Так и мои спутники, угомонясь, стихали почти в такой же пустоте, в надежде почти призрачной. (Позднее, впрочем, оказалось, что человек тридцать улетели.)
Потом мы ехали домой - обделавшаяся турфирма разбрасывала клиентов по их домам бесплатно. Нас вёз таксист, мистически оказавшийся бывшим (30 лет назад) одесситом. Рядом с прибрежным шоссе, в окошке нашей машины колыхался расплав Средиземного моря, но его ядовито-зелёная роскошь не замещала тёмную белопенную синь Чёрного.
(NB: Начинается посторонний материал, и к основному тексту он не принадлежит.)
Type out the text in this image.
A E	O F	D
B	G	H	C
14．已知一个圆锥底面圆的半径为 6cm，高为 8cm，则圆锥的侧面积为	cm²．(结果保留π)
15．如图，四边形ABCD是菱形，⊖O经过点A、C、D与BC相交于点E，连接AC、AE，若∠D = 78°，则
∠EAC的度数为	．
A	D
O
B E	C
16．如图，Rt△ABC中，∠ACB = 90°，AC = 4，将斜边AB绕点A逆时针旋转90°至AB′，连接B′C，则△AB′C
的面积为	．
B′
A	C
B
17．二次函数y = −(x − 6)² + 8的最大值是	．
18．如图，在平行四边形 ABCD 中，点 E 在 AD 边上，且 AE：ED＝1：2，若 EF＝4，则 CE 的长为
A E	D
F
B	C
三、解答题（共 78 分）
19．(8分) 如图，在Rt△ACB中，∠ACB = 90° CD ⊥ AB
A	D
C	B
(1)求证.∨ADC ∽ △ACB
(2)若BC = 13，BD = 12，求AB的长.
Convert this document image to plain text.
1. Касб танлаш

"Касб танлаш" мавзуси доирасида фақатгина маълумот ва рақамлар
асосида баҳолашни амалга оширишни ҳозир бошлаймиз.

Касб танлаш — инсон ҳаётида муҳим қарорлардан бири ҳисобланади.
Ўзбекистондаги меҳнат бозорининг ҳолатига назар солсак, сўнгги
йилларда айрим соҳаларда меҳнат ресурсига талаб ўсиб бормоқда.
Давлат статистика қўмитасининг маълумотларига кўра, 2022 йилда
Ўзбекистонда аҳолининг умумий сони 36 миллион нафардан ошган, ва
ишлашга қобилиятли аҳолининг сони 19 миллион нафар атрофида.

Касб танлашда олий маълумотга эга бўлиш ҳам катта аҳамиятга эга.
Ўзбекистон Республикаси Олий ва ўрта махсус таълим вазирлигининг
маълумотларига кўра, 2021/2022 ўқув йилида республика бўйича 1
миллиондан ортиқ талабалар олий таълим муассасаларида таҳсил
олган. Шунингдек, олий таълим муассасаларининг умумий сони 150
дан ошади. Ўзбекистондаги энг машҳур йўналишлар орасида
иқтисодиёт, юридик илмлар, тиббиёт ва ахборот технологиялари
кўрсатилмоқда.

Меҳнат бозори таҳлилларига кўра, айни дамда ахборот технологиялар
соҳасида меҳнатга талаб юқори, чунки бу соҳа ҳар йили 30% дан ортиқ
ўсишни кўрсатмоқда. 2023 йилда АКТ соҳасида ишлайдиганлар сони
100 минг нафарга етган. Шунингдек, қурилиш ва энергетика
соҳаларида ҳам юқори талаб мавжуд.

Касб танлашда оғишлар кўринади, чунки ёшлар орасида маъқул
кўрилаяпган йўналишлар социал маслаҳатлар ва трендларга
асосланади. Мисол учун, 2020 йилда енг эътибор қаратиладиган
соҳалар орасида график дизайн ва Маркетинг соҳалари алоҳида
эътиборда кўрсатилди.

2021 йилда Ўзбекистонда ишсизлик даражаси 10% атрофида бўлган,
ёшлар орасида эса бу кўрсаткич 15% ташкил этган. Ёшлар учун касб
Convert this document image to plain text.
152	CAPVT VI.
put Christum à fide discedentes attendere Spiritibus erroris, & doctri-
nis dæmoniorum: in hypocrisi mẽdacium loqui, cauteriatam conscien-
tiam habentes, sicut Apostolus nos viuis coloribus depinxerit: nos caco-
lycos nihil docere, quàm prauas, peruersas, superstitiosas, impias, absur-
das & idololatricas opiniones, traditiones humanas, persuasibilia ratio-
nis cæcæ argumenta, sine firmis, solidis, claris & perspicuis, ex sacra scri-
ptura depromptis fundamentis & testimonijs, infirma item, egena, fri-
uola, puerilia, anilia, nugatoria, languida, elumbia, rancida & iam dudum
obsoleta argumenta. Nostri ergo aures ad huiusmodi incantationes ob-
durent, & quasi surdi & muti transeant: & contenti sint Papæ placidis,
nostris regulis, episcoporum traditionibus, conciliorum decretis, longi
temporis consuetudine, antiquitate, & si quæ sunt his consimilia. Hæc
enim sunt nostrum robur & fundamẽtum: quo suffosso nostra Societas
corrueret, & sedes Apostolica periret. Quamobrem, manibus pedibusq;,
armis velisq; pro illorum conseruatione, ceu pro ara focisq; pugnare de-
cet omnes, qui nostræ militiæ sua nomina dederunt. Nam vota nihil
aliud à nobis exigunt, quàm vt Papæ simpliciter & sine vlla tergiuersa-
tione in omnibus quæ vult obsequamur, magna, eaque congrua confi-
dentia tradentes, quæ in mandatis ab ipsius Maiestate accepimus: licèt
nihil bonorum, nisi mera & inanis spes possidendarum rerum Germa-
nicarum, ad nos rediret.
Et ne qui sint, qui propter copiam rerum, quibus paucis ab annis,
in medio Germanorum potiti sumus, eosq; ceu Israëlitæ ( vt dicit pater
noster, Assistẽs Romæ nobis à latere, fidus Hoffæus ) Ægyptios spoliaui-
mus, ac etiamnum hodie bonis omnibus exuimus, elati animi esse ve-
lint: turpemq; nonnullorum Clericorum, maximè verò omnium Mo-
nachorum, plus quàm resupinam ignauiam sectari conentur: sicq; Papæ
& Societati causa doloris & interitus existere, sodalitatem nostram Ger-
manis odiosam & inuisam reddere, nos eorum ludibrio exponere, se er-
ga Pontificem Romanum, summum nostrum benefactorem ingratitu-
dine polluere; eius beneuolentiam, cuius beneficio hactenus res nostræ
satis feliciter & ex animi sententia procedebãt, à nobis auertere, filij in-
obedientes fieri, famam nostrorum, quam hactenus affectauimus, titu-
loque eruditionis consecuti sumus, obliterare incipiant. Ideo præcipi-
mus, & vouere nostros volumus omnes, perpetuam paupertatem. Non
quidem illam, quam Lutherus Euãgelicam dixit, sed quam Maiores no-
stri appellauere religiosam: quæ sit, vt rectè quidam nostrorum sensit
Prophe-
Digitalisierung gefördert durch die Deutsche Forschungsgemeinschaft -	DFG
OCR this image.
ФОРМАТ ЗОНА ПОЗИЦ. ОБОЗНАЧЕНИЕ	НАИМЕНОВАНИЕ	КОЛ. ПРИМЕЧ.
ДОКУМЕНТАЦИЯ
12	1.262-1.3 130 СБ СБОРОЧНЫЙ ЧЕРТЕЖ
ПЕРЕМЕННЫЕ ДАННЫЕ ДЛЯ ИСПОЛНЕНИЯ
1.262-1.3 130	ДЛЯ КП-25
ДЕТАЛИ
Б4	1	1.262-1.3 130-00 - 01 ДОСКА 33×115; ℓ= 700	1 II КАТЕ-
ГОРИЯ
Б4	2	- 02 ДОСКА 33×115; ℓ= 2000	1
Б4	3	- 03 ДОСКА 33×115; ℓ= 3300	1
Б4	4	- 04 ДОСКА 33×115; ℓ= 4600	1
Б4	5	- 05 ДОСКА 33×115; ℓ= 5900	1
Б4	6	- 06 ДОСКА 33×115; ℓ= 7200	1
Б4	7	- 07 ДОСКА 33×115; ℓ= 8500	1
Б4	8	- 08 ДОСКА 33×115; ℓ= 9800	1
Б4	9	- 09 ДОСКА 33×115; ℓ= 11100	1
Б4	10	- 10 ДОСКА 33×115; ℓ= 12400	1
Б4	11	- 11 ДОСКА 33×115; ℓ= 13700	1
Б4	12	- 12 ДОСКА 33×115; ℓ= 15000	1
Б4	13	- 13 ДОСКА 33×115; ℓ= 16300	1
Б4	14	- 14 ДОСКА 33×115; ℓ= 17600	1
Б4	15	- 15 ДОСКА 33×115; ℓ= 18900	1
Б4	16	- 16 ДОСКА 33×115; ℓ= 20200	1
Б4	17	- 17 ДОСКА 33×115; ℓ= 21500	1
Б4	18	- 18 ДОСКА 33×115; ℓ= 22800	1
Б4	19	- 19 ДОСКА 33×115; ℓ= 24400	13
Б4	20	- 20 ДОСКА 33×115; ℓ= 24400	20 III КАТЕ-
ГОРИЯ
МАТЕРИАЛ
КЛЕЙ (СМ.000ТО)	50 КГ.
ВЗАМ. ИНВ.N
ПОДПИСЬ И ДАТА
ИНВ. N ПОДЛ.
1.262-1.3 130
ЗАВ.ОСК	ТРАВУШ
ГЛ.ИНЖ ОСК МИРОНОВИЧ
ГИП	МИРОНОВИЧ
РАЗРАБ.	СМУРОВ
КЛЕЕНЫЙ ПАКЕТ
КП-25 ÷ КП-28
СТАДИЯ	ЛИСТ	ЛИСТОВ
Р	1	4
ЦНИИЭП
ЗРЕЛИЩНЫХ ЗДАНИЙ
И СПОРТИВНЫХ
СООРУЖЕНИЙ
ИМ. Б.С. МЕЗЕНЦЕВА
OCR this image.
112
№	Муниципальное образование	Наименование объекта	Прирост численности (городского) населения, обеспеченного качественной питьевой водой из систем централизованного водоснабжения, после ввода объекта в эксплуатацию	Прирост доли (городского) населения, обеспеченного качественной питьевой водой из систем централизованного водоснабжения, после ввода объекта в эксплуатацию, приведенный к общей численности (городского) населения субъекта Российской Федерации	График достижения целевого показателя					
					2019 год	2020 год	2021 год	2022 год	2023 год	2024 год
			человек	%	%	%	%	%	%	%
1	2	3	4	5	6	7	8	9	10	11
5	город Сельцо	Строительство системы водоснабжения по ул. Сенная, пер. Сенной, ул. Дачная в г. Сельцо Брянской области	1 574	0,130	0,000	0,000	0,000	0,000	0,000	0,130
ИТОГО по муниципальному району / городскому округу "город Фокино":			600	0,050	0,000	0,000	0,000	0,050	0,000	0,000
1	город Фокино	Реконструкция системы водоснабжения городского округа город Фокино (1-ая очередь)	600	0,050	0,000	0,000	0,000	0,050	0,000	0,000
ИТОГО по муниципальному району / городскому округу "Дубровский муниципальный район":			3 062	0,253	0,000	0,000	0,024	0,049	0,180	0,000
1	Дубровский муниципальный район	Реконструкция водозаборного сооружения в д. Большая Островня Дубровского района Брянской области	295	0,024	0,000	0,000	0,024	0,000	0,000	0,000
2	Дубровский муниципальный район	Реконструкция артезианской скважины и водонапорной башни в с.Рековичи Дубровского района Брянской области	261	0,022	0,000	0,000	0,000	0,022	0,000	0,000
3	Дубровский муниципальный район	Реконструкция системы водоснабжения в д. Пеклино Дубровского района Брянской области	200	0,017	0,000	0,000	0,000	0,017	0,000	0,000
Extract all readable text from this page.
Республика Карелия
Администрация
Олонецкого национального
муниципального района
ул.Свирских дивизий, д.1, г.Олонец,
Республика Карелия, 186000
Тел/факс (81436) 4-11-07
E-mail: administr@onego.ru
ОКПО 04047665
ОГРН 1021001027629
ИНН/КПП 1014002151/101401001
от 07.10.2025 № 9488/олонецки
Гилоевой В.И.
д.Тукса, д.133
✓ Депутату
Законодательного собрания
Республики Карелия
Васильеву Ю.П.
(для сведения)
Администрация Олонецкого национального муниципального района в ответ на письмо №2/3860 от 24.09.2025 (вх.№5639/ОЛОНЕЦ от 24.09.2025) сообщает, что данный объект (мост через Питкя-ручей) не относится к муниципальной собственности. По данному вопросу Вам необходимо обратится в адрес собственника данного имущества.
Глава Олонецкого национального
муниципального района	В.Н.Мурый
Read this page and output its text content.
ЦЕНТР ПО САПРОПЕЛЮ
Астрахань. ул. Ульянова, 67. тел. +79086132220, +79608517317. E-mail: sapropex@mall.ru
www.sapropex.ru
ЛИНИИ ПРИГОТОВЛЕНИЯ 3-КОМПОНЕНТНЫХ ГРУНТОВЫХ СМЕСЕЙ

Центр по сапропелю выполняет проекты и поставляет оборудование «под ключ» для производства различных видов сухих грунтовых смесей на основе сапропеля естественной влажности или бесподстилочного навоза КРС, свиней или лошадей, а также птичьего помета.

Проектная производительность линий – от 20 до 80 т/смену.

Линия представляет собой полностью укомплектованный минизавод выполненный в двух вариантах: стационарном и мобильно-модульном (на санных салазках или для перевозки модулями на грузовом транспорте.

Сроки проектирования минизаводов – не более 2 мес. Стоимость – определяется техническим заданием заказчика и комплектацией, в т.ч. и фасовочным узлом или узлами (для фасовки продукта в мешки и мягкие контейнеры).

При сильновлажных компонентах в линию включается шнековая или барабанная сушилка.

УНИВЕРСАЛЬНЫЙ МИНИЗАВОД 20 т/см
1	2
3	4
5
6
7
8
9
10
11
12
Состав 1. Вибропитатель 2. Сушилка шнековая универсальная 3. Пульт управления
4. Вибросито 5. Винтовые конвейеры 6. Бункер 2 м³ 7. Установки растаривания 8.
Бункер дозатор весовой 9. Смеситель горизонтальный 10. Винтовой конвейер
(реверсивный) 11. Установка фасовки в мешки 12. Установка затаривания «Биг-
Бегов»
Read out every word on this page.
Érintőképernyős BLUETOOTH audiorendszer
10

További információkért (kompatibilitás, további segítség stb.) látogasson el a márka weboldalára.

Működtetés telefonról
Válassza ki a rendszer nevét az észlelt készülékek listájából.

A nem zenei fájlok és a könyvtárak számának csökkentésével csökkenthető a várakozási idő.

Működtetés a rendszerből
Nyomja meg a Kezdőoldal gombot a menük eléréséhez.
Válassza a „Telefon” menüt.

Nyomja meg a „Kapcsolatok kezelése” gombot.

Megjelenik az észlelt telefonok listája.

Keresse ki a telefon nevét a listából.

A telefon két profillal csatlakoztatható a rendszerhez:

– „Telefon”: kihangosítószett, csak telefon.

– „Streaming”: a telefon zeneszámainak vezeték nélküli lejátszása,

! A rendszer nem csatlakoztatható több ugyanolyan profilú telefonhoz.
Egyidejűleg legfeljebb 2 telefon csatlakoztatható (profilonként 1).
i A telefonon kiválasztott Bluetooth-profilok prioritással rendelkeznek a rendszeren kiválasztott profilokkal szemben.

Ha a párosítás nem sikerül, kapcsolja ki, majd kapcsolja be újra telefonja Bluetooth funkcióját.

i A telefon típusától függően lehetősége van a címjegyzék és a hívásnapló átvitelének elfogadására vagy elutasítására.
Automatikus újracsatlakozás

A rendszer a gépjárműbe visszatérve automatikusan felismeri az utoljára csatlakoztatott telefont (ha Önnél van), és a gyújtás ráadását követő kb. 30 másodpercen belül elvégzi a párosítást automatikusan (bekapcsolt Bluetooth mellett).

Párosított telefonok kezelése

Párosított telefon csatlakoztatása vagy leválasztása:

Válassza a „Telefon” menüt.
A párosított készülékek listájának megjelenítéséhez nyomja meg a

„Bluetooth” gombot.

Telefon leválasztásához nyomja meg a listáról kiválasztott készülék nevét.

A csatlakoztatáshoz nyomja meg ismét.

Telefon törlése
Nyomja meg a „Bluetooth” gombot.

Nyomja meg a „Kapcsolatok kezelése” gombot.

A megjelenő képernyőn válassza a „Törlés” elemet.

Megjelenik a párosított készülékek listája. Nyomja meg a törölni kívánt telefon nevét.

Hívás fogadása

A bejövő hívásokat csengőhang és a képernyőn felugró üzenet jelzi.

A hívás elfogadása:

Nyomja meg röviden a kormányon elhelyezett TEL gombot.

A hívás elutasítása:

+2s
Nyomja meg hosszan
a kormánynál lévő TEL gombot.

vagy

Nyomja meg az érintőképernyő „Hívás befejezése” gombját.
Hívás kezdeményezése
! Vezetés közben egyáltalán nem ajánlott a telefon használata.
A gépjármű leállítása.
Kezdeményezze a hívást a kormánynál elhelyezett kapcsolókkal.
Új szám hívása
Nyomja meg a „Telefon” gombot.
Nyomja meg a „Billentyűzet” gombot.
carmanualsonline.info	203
Я тосковал вслух. Таксист утешал: “Всё впереди, вы ещё поедете в нашу красавицу Одессу, не сегодня, так завтра, куда торопиться?” И добавил: “По Дерибасовской гуляют постепенно”.
Кажется, это Жванецкий.
Замечательные одесские писатели. Куда я суюсь со своим текстом? От Бабеля просто руки опускаются: жизнь одесской Молдаванки у него набита“сосущими младенцами, сохнущим тряпьём и брачными ночами, полными пригородного шику и солдатской неутомимости”. Бабель - не фотограф. Живописец. Ему бы делать эту книжку о крушении еврейской Одессы. Однако на нет суда нет.
Остаётся склониться в тень другого литературного одессита, на склоне изворотистой своей жизни изобретшего жанр, который он несколько кокетливо назвал “мовизм” от французского “mauvais”-”скверно” - этакую мозаику обрывочных текстов, напрашивающуюся для темы “Одесса”, в литературе столь многократно и талантливо прокрученной, что вроде бы явный перебор грозит, но как не попробовать? И по опыту средневековых центонов, выстроенных из стихотворных цитат, сцепить греющие душу литературные выдержки, и документы, и свидетельства очевидцев - не слишком трудная задача автору, склонному паразитировать.
Сверх того у меня сентимент: детство моё частично в том городе состоялось. Потом, в юности и молодости, одурманенных комсомольской страстью к покорению Сибири, неимоверный мой одесский патриотизм сменился презрением к бесперспективности увядающего города с его безголосой оперой, отжившими хохмочками и дешёвой романтикой моря. Теперь же, с высоты (или из глубины) прошедших десятилетий, из захолустья и громокипения Ближнего Востока проглядывался мне тот прославленный знаменитыми голосами и перьями город великолепием. Каялась моя душа.
Cверх того: Евгения Ефимовна просила. В письме в израильский Мемориал Шоа - еврейской Катастрофы. Мемориал Яд ва-Шем.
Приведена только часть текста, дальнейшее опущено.